Figure 4 shows a water T 1 map (a parametric map of the water T1) of liver obtained for the original subject, using fat-suppressed NOLLI data acquired on a 1.5 T GE scanner. Fat suppression was used to minimize the influence of fat on the calculated water T 1 values. A liver mask was generated based on a machine learning algorithm that replicates the performance of a manually drawn mask using the example embodiment of the invention. This figure shows the expected uniformity in the organ of interest in the subject. As shown, there is no impact of fat in this map as fat is suppressed in the acquisition of these images. The data used to produce this image was acquired on a Siemens (RTM)) 1.5T scanner. Regions containing flowing blood are impacted by flow artefacts in this method. Masking has been used to remove background noise. Various approaches to masking can be used and none are critical to this invention. In this case a mask was generated based on a machine learning algorithm that replicates the performance of a manually drawn mask around the liver, a manual approach could have been used but the machine learning approach is used for reasons of efficiency.

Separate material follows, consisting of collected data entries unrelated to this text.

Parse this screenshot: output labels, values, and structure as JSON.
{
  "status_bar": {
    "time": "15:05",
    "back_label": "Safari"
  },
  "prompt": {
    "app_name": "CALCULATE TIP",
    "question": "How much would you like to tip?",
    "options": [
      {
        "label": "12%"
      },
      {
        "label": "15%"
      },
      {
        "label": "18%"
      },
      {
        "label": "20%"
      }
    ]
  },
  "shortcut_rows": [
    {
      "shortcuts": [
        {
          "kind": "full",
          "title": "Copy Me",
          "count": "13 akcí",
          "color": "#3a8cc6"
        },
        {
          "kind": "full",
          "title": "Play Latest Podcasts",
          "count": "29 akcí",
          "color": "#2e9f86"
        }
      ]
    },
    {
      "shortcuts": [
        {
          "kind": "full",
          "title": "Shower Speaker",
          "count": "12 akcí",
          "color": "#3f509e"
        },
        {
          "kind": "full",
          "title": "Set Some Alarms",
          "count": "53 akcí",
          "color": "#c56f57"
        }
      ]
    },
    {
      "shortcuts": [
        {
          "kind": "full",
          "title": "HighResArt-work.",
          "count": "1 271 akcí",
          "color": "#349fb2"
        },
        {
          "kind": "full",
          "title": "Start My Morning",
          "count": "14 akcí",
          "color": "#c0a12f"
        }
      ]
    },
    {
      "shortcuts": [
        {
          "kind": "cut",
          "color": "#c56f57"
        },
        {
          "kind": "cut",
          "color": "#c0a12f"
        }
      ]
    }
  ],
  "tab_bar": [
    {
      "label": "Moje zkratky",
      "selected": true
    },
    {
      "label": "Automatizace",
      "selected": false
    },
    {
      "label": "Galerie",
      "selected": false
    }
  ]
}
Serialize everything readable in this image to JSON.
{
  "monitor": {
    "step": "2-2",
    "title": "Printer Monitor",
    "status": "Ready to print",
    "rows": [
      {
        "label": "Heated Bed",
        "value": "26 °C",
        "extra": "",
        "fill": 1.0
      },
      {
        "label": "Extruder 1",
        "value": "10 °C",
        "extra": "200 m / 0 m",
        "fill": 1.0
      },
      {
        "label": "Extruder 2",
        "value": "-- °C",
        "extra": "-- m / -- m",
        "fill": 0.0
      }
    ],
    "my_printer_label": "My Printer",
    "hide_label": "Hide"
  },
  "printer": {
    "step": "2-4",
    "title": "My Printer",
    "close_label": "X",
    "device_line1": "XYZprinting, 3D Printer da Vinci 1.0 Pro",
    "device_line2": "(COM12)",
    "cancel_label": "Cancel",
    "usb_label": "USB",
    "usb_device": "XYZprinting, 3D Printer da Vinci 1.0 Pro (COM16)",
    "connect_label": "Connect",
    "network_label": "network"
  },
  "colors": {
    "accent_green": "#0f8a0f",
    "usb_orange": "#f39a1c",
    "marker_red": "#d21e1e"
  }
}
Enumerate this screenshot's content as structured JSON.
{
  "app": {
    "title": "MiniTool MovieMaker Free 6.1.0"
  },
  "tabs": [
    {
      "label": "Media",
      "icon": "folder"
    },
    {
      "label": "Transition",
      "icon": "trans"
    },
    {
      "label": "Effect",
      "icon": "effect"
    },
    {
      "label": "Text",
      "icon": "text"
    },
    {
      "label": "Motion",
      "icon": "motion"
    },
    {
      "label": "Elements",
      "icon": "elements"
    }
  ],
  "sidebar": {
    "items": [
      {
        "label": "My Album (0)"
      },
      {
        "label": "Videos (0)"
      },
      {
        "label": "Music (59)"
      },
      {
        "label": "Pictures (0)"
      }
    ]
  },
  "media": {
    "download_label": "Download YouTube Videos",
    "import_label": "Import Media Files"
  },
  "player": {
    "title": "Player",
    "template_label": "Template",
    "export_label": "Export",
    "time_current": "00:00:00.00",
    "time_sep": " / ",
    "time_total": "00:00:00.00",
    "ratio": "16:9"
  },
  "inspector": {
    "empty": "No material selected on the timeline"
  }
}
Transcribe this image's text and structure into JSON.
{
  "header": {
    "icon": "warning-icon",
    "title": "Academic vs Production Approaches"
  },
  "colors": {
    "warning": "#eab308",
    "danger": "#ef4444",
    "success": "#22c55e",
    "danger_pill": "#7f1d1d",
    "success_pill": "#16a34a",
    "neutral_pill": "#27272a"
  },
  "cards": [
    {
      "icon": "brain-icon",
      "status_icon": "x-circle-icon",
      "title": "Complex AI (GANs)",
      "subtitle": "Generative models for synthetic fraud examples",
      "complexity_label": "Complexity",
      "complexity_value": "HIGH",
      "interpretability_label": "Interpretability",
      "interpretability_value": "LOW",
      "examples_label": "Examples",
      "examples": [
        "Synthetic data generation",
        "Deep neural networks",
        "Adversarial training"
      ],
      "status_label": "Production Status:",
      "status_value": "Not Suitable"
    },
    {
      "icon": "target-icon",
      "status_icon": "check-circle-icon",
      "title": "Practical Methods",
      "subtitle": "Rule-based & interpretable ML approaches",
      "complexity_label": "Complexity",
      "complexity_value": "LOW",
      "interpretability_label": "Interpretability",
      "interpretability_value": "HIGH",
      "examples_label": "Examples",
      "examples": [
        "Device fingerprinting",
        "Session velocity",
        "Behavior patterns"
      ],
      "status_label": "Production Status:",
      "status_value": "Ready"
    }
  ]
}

For the LMS acquisition, data were fit using the LMS Discover tool (in Matlab) that has the same general performance characteristics as the LMS Medical Device but has additional flexibility for rapid prototyping exploratory work. Taking the measurement of iron and PDFF (fat) from the Matlab (RTM)) processing and the NOLLI-waterT1 map the cT1 was determined that would have been measured had the sample had normal level of iron and had been scanned on a Siemens (RTM)) 3T scanner using the MOLLI method. In this invention, T2* is standardized to 23.1ms at 3T for ease of calculation. Other values of T2* may be used for alternative standards.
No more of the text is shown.